Alcohol will bump up your blood sugar levels, but it will also make you tired and encourage a dip in energy. Alcohol also contains calories, so it's essential to be mindful of how much you're drinking when adding it to a carb-heavy meal.
Have A Protein-Based Snack
Have a protein-based meal or snack before or after a carbohydrate-laden meal. The protein will help stabilize your blood sugar levels and keep them from rising as fast.
If you're feeling exhausted after eating carbs, consider reducing the size of your next meal, as this may be an indication that you're overdoing it on the carbs.
Try a GOOD IDEA
GOOD IDEA is a functional beverage designed specifically to reduce the post-meal spike in blood sugar. The drink is backed by 11 peer-reviewed research studied that demonstrate a 20-30% reduction in blood sugar. By drinking 1/3 of a can before a meal and finishing the can with your food, we can work to reduce the spike, and subsequent drop, in blood sugar that can follow a carbohydrate-heavy meal.
The first thing many people do to stop the tiredness after a meal is drink some water. This is because the body needs water to metabolize carbohydrates. If you don’t stay hydrated, you will not process the carbs appropriately and could end up feeling fatigued.
Get Good Quality Sleep
If you're tired after a meal, it's possible that you're not getting enough quality sleep. That means a good night's sleep is the answer to your problem.
Try going to bed and waking up around the same time every day of the week, including weekends. This will help regulate your body's natural circadian rhythm, which is the 24-hour cycle of hormones affecting your mood and energy levels. You should also try to get at least 8 hours of sleep each night, even on days when you don't have to wake up early for work or school.
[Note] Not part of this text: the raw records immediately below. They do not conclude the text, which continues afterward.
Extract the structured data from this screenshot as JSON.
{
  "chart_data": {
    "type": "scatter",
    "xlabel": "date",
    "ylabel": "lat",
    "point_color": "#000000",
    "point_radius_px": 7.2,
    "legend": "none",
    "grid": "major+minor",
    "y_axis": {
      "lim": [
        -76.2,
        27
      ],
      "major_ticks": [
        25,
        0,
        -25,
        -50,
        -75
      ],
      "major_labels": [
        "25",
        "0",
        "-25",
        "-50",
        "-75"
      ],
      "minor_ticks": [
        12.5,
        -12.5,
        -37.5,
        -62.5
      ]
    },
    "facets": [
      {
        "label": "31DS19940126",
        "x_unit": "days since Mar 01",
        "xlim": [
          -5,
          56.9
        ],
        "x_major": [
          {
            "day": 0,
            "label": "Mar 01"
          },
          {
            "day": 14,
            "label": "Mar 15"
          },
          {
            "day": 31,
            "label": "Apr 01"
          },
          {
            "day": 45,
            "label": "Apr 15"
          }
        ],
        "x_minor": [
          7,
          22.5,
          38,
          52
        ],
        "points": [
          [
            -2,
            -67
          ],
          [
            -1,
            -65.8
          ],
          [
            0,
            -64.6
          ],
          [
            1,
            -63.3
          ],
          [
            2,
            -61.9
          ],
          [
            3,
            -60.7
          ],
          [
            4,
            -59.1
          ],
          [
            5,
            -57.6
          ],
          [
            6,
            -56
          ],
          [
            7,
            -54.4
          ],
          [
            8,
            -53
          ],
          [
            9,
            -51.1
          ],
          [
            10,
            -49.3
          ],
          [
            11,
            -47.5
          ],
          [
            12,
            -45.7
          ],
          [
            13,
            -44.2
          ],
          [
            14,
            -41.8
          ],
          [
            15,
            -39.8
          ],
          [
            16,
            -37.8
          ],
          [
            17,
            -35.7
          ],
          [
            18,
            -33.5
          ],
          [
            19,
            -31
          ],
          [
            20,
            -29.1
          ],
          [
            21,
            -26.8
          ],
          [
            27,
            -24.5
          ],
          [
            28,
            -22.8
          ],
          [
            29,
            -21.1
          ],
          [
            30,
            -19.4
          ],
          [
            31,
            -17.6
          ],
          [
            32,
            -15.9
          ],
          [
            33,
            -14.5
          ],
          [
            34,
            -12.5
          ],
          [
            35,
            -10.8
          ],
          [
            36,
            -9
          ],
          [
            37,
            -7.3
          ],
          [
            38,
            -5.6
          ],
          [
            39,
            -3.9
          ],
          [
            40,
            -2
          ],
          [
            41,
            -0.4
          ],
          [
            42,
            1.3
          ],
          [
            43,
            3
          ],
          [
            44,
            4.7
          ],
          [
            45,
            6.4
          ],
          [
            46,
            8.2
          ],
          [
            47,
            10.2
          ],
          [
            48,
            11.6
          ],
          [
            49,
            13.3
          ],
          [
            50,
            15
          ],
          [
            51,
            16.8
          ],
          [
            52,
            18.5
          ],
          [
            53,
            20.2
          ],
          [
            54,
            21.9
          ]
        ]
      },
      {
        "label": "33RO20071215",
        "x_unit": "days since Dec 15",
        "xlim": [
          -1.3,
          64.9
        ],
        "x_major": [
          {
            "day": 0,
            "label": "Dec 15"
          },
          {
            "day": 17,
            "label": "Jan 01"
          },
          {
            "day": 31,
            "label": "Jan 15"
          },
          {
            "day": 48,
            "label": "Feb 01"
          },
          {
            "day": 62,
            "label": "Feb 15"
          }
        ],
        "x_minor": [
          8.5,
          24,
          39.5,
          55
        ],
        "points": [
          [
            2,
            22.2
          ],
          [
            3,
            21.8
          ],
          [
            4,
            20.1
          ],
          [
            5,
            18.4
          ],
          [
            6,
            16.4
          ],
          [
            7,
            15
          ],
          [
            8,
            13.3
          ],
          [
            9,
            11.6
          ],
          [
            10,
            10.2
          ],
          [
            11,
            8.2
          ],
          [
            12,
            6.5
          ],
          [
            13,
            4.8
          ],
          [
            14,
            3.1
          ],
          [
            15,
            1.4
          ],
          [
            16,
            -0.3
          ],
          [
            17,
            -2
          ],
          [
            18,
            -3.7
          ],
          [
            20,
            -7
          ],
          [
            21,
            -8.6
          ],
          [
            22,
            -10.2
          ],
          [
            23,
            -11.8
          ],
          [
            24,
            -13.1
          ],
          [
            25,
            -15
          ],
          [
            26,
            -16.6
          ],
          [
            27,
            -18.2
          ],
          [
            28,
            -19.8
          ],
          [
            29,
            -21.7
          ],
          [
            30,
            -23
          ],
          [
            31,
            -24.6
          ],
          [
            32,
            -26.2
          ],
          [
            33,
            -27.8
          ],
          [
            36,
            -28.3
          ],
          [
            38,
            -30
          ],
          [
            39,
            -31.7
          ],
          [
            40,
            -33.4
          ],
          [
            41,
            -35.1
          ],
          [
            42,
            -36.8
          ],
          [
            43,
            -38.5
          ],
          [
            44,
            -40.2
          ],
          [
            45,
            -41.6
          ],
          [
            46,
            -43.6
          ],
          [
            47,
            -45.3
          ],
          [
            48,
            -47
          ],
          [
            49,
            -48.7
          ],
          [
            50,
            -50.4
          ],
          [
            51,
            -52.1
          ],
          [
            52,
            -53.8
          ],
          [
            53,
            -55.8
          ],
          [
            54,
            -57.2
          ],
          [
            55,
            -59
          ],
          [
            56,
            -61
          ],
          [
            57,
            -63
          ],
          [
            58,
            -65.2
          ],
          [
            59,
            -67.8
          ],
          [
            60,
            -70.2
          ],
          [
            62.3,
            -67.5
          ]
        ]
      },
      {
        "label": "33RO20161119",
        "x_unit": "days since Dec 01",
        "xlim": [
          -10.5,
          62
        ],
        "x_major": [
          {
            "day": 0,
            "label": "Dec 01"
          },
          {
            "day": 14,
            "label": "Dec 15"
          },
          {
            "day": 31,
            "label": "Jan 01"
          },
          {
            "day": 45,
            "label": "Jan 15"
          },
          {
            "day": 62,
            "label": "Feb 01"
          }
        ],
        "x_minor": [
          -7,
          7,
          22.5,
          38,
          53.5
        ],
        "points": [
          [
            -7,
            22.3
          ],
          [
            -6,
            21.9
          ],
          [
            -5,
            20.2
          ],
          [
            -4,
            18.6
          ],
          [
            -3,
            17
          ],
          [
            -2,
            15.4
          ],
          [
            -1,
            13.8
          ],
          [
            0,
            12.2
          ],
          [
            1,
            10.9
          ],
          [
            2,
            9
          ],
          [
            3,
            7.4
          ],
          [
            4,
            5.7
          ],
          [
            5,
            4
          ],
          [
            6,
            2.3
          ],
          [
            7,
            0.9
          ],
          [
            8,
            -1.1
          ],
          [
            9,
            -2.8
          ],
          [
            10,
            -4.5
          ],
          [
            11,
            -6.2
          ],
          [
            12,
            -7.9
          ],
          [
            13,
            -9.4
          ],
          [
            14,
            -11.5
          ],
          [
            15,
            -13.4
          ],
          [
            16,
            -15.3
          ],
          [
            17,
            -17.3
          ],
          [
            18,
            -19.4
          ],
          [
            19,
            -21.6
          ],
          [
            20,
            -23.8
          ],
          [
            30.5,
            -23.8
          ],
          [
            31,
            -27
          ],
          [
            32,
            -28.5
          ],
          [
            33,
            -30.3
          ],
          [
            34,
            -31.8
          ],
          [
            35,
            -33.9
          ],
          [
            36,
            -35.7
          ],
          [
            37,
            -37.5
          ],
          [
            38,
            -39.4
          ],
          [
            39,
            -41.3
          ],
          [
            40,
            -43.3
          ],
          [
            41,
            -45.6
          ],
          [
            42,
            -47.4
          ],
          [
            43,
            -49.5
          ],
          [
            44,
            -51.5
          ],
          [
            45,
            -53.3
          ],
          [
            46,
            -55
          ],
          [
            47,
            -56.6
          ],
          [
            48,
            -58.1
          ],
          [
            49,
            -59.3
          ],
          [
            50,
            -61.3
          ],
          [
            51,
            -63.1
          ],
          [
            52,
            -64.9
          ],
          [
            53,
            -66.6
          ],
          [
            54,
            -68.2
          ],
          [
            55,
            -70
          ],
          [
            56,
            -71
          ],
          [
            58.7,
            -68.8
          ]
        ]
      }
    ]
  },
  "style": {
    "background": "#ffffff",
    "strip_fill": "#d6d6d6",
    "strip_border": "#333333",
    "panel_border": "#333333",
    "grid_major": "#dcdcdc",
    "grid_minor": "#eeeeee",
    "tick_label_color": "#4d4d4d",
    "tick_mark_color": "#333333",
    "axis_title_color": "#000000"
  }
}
In addition to eating better, more frequent meals throughout the day can also help to stabilize sugar levels, which can aid in reducing fatigue. Stabilizing blood sugar can also reduce any cravings for sugars and sweets.
Bright Light Therapy
A morning walk is sure to wake you up and make you feel more energetic. But what if your body needs a little extra kick? It turns out light therapy might be the answer.
Light therapy involves exposing yourself to bright lights for 30 minutes or more each day. This can be done by using unique lamps that emit natural daylight or sitting near windows that receive lots of sun. Light therapy has been shown to help people with seasonal depression, depression, and even drug addiction.
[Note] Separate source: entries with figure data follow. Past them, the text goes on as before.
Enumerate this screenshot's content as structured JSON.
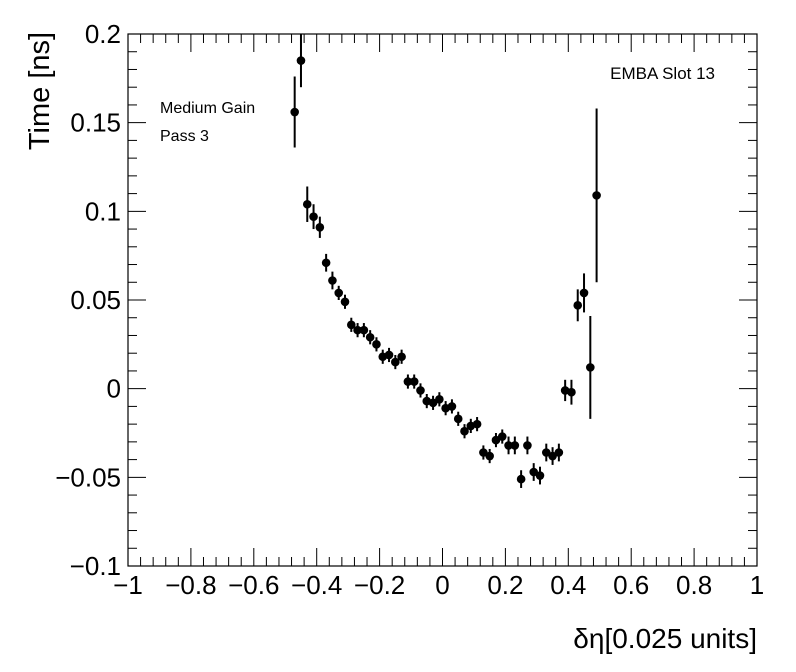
{
  "chart_data": {
    "type": "scatter",
    "title": "",
    "xlabel": "δη[0.025 units]",
    "ylabel": "Time [ns]",
    "xlim": [
      -1,
      1
    ],
    "ylim": [
      -0.1,
      0.2
    ],
    "grid": false,
    "xticks": [
      "−1",
      "−0.8",
      "−0.6",
      "−0.4",
      "−0.2",
      "0",
      "0.2",
      "0.4",
      "0.6",
      "0.8",
      "1"
    ],
    "xtick_values": [
      -1,
      -0.8,
      -0.6,
      -0.4,
      -0.2,
      0,
      0.2,
      0.4,
      0.6,
      0.8,
      1
    ],
    "yticks": [
      "−0.1",
      "−0.05",
      "0",
      "0.05",
      "0.1",
      "0.15",
      "0.2"
    ],
    "ytick_values": [
      -0.1,
      -0.05,
      0,
      0.05,
      0.1,
      0.15,
      0.2
    ],
    "annotations": {
      "gain": "Medium Gain",
      "pass": "Pass 3",
      "slot": "EMBA Slot 13"
    },
    "marker_color": "#000000",
    "points": [
      {
        "x": -0.47,
        "y": 0.156,
        "err": 0.02
      },
      {
        "x": -0.45,
        "y": 0.185,
        "err": 0.015
      },
      {
        "x": -0.43,
        "y": 0.104,
        "err": 0.01
      },
      {
        "x": -0.41,
        "y": 0.097,
        "err": 0.007
      },
      {
        "x": -0.39,
        "y": 0.091,
        "err": 0.006
      },
      {
        "x": -0.37,
        "y": 0.071,
        "err": 0.005
      },
      {
        "x": -0.35,
        "y": 0.061,
        "err": 0.005
      },
      {
        "x": -0.33,
        "y": 0.054,
        "err": 0.004
      },
      {
        "x": -0.31,
        "y": 0.049,
        "err": 0.004
      },
      {
        "x": -0.29,
        "y": 0.036,
        "err": 0.004
      },
      {
        "x": -0.27,
        "y": 0.033,
        "err": 0.004
      },
      {
        "x": -0.25,
        "y": 0.033,
        "err": 0.004
      },
      {
        "x": -0.23,
        "y": 0.029,
        "err": 0.004
      },
      {
        "x": -0.21,
        "y": 0.025,
        "err": 0.004
      },
      {
        "x": -0.19,
        "y": 0.018,
        "err": 0.004
      },
      {
        "x": -0.17,
        "y": 0.019,
        "err": 0.004
      },
      {
        "x": -0.15,
        "y": 0.015,
        "err": 0.004
      },
      {
        "x": -0.13,
        "y": 0.018,
        "err": 0.004
      },
      {
        "x": -0.11,
        "y": 0.004,
        "err": 0.004
      },
      {
        "x": -0.09,
        "y": 0.004,
        "err": 0.004
      },
      {
        "x": -0.07,
        "y": -0.001,
        "err": 0.004
      },
      {
        "x": -0.05,
        "y": -0.007,
        "err": 0.004
      },
      {
        "x": -0.03,
        "y": -0.008,
        "err": 0.004
      },
      {
        "x": -0.01,
        "y": -0.006,
        "err": 0.004
      },
      {
        "x": 0.01,
        "y": -0.011,
        "err": 0.004
      },
      {
        "x": 0.03,
        "y": -0.01,
        "err": 0.004
      },
      {
        "x": 0.05,
        "y": -0.017,
        "err": 0.004
      },
      {
        "x": 0.07,
        "y": -0.024,
        "err": 0.004
      },
      {
        "x": 0.09,
        "y": -0.021,
        "err": 0.004
      },
      {
        "x": 0.11,
        "y": -0.02,
        "err": 0.004
      },
      {
        "x": 0.13,
        "y": -0.036,
        "err": 0.004
      },
      {
        "x": 0.15,
        "y": -0.038,
        "err": 0.004
      },
      {
        "x": 0.17,
        "y": -0.029,
        "err": 0.004
      },
      {
        "x": 0.19,
        "y": -0.027,
        "err": 0.004
      },
      {
        "x": 0.21,
        "y": -0.032,
        "err": 0.005
      },
      {
        "x": 0.23,
        "y": -0.032,
        "err": 0.005
      },
      {
        "x": 0.25,
        "y": -0.051,
        "err": 0.005
      },
      {
        "x": 0.27,
        "y": -0.032,
        "err": 0.005
      },
      {
        "x": 0.29,
        "y": -0.047,
        "err": 0.005
      },
      {
        "x": 0.31,
        "y": -0.049,
        "err": 0.005
      },
      {
        "x": 0.33,
        "y": -0.036,
        "err": 0.005
      },
      {
        "x": 0.35,
        "y": -0.038,
        "err": 0.005
      },
      {
        "x": 0.37,
        "y": -0.036,
        "err": 0.005
      },
      {
        "x": 0.39,
        "y": -0.001,
        "err": 0.006
      },
      {
        "x": 0.41,
        "y": -0.002,
        "err": 0.007
      },
      {
        "x": 0.43,
        "y": 0.047,
        "err": 0.009
      },
      {
        "x": 0.45,
        "y": 0.054,
        "err": 0.011
      },
      {
        "x": 0.47,
        "y": 0.012,
        "err": 0.029
      },
      {
        "x": 0.49,
        "y": 0.109,
        "err": 0.049
      }
    ]
  }
}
The idea is that the light tricks your brain into thinking it's daytime, making less melatonin, which means you'll have more energy during the day.
Often, if you're tired after eating a meal, it can be due to large changes in blood sugar levels. Your body uses carbohydrates for energy, and when you eat too many carbs at once (like in a carb-heavy meal), your blood sugar levels begin to rise. After this rise, the body overcompensates with a phenomenon known as reactive hypoglycemia and blood sugar levels plummet. This can lead to you experiencing fatigue and other symptoms like dizziness and irritability.
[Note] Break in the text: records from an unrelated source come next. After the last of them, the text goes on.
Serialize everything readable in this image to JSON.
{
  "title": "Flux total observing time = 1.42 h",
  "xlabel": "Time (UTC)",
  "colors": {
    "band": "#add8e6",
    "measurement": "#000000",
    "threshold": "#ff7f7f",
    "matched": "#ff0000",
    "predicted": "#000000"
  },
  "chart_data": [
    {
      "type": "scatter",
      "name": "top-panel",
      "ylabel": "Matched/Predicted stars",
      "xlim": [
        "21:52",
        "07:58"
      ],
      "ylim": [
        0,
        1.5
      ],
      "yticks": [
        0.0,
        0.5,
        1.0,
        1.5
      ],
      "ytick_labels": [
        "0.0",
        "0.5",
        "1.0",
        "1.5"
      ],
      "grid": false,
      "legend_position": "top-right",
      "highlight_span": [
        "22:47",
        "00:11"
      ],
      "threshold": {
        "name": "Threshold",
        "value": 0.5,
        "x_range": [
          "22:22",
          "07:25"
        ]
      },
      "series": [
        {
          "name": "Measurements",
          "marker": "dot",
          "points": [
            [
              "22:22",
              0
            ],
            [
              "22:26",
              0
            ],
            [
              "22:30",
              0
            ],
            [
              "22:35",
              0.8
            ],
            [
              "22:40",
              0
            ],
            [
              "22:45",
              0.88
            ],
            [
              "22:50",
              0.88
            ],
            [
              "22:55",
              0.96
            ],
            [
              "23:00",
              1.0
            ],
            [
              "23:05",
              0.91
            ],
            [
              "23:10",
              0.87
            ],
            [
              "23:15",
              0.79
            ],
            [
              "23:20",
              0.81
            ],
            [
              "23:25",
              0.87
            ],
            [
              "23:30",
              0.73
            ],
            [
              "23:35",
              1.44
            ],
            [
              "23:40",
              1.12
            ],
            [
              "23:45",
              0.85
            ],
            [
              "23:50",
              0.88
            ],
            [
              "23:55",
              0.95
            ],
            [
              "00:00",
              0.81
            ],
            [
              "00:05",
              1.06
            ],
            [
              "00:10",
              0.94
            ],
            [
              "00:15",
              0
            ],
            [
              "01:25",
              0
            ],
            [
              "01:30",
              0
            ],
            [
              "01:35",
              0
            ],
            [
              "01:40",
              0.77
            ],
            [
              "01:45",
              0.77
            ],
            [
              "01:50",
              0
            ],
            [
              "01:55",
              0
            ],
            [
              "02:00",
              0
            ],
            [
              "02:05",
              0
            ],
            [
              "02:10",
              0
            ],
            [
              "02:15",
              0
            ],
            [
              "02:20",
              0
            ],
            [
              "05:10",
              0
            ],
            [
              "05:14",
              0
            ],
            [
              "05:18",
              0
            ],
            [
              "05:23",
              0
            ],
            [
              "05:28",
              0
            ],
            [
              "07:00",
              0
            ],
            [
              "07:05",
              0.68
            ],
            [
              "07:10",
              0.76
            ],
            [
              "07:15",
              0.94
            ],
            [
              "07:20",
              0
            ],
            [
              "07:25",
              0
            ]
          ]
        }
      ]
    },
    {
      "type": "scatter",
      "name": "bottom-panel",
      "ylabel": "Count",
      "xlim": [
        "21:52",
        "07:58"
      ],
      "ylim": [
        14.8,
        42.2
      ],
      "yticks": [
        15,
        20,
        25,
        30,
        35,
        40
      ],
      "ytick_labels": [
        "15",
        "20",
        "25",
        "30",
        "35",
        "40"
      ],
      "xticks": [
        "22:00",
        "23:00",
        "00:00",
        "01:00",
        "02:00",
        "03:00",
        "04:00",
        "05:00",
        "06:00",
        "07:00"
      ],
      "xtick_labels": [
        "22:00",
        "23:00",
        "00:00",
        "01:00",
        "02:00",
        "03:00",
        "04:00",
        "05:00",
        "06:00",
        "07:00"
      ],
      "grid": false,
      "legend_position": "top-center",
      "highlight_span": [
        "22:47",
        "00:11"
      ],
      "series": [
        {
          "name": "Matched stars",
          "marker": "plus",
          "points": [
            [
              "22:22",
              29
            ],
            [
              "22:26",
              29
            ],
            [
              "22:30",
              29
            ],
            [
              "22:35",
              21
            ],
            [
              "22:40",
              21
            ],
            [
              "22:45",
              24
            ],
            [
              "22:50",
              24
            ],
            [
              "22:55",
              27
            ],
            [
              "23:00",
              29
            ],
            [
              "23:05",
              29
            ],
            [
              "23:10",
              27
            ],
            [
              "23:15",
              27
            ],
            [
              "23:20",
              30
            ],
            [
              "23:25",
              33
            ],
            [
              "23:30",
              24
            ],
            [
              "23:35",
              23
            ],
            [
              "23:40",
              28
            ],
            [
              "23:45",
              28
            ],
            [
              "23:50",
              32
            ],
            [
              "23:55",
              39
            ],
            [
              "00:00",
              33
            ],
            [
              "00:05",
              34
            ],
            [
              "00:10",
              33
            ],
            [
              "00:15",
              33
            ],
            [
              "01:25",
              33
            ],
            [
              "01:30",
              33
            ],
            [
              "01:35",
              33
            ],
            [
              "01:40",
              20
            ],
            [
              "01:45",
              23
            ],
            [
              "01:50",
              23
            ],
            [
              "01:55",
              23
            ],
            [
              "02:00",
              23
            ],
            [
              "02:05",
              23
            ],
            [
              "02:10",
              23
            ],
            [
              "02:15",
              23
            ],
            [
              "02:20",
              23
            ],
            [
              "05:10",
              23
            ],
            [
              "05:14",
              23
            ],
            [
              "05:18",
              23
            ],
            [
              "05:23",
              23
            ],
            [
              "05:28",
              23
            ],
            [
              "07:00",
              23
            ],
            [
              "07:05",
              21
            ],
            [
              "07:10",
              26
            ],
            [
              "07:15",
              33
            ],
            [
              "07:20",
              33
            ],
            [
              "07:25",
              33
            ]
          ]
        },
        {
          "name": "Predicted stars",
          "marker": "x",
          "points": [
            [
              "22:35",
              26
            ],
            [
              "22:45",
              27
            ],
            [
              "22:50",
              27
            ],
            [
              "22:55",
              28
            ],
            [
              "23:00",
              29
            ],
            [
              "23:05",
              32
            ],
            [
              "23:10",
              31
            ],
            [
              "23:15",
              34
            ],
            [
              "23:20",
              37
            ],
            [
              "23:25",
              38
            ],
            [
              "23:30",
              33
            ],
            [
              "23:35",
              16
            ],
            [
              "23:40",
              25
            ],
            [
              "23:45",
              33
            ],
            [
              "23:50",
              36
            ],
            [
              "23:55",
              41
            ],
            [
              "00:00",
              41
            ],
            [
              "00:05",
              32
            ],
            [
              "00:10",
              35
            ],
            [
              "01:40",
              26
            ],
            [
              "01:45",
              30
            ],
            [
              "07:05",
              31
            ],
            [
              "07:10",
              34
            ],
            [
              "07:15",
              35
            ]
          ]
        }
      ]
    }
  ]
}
I’m healthy individuals, blood sugar levels will eventually return to normal if they drop too low, and it's important to make sure your diet is balanced with the right amount of carbs, especially if they affect your energy levels or mood. Once you understand how to manage and regulate your diet and blood sugar levels, you’ll be able to predict and control fatigue, irritability and energy. It’s an easy fix when you understand the triggers. Get some exercise. Drink up (water or a GOOD IDEA) and always aim for great sleep. Stay in tune with your blood sugar levels and you just may find yourself with an excess of energy vs a deficit after a meal. It’s a great feeling. Who knew?